Want More Holidays? You Can Have ‘Em!

OK, you’re sitting at your desk eager to digest this meaningful missive, and out the window you see your neighbors removing the gravestones from the makeshift cemetery in their front yard, taking down the witches, skeletons, and cobwebs from their trees, and letting the air of their giant inflatable Frankenstein that is obscuring most of their home from view, all while trying to recover from the spate of horror movies they watched last month. I know, you’re hoping they share their leftover candy with you. By the way, I wrote this paragraph assuming that you are not outside doing those same things.

The idea of remembering dead people is OK, in and of itself, but “Halloween” has become a celebration of death, as well as a promotion of too much satanic stuff. Well, we can now leave that bizarre “holiday” behind for another year, and move on to the two biggies this month and next: Thanksgiving and Christmas. We can, and should, enjoy these annual celebrations, but we should remember that for us, as genuine “saints,” every day is a “holy day.” So we can choose to celebrate as many “holidays” as we want to. As my old pals Joe, Paul, and Ralph (aka “The Pads,” as in Brillo—a loving reference to their 1971 hairdos) once sang, “A merry heart is a holiday.”

Every day, even in this dark world, we can enthusiastically celebrate our life in Christ, “the life that is life indeed.” Here are a few succinct keys:

Colossians 3:15-17
15Let the peace of Christ rule in your hearts, since as members of one body you were called to peace. And be thankful. 16Let the message of Christ dwell among you richly as you teach and admonish one another with all wisdom through psalms, hymns, and songs from the Spirit, singing to God with gratitude in your hearts. 17And whatever you do, whether in word or deed, do it all in the name of the Lord Jesus, giving thanks to God the Father through him.

I’m sure you can see the correlation between being thankful and being peaceful. It’s hard to be stressed, bummed out, or feeling sorry for yourself when you are gushing with gratitude. By the way, when was the last time you burst into spontaneous song to your Heavenly Father and/or your Lord Jesus? And accompanied that with some slick dancing before the Lord moves, like David? Also, the more we hold “the message of Christ” in our hearts, the more our words and deeds will be saturated with his goodness and graciousness.
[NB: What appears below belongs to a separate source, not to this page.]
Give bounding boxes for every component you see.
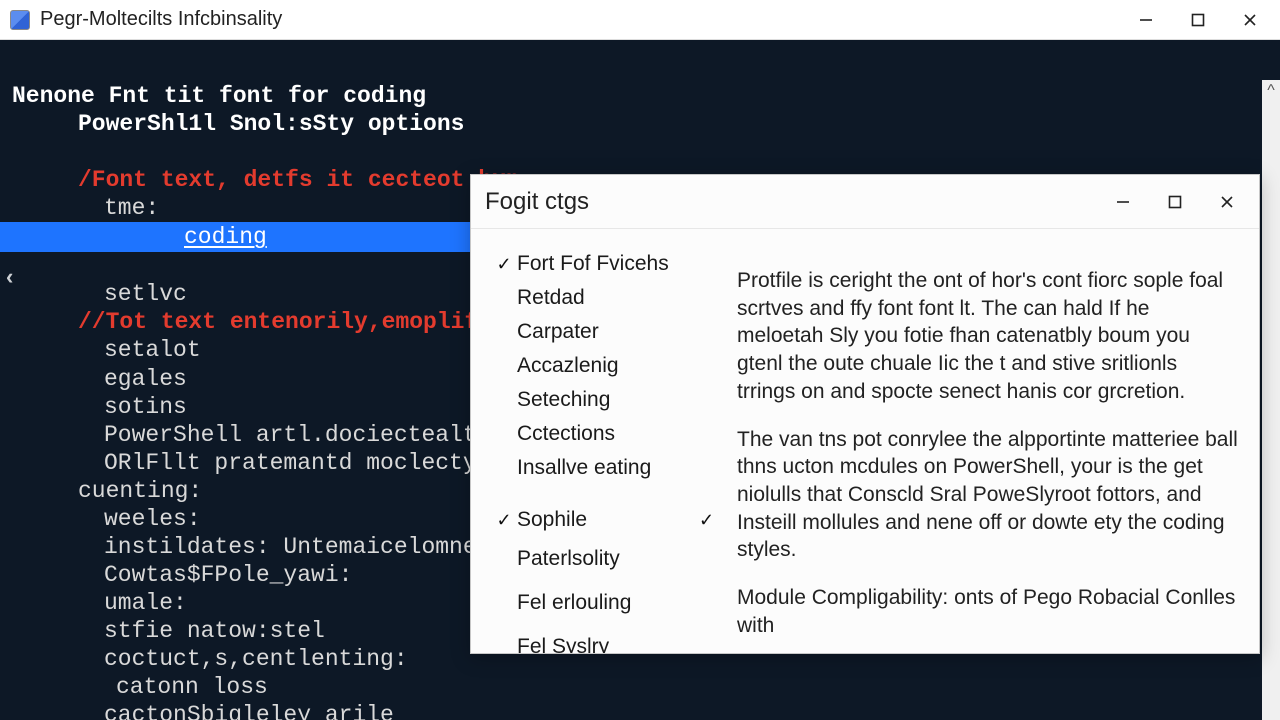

Remember that Colossians corrects the doctrinal deviation from the marvelous revelation of Ephesians. As such, it contains scores of Greek phrases also found in Ephesians, the apex of God’s Word to us Christians. Ephesians exalts Jesus Christ as Head of the worldwide Body of those who make him Lord. By expanding the Ephesians language and calling him “the image of the invisible God (1:15),” the “sustainer of all things (1:17),” “the firstborn from the dead (1:18),” the “reconciler (1:20-22),” and the “fullness of ‘God-ness’ in bodily form (1:19; 2:9),” Colossians refutes the contemporary heresies then attempting to tarnish him.

Ephesians tells us that the free gift of our salvation is “by grace through faith” in the finished work of Jesus Christ. Colossians debunks the false notion that any human regulations or works are at all relevant to us, and are in fact detrimental (and I already have enough detris messing with my mentals).

Ephesians most gloriously reveals to us who we are in Christ (Chap. 1-3) and what we should do about it (Chap. 4-6). Want something to do for the rest of your life? Master those truths. Look how the opening verses of Colossians refer back to the Ephesians doctrine:

Colossians 1:3-6
3We always thank God, the Father of our Lord Jesus Christ, when we pray for you, 4because we have heard of your faith in Christ Jesus and of the love you have for all God’s people— 5the faith and love that spring from the hope stored up for you in heaven and about which you have already heard in the true message of the gospel 6that has come to you. In the same way, the gospel is bearing fruit and growing throughout the whole world—just as it has been doing among you since the day you heard it and truly understood God’s grace.

When was that day for you? To what degree have you maintained the joie de vivre that you experienced back then? OK, it means “joy, cheerfulness, lightheartedness, happiness, gaiety, high spirits, elan, jollity, joviality, exuberance, ebullience, liveliness, verve, effervescence, buoyancy, zestfulness.” NOTE: Each of those attractive qualities is your choice—and mine! I’m going for elan, verve, and ebullience.

As kind of a closing exhortation, Paul sums up how we should respond to what he has written in his epistle to the brethren at Colosse:

Colossians 3:23-24
23Whatever you do, work at it with all your heart, as working for the Lord, not for human masters, 24since you know that you will receive an inheritance from the Lord as a reward. It is the Lord Christ you are serving.

So the question of the moment is: How willing am I (and how willing are you) to live for the One many others have died for?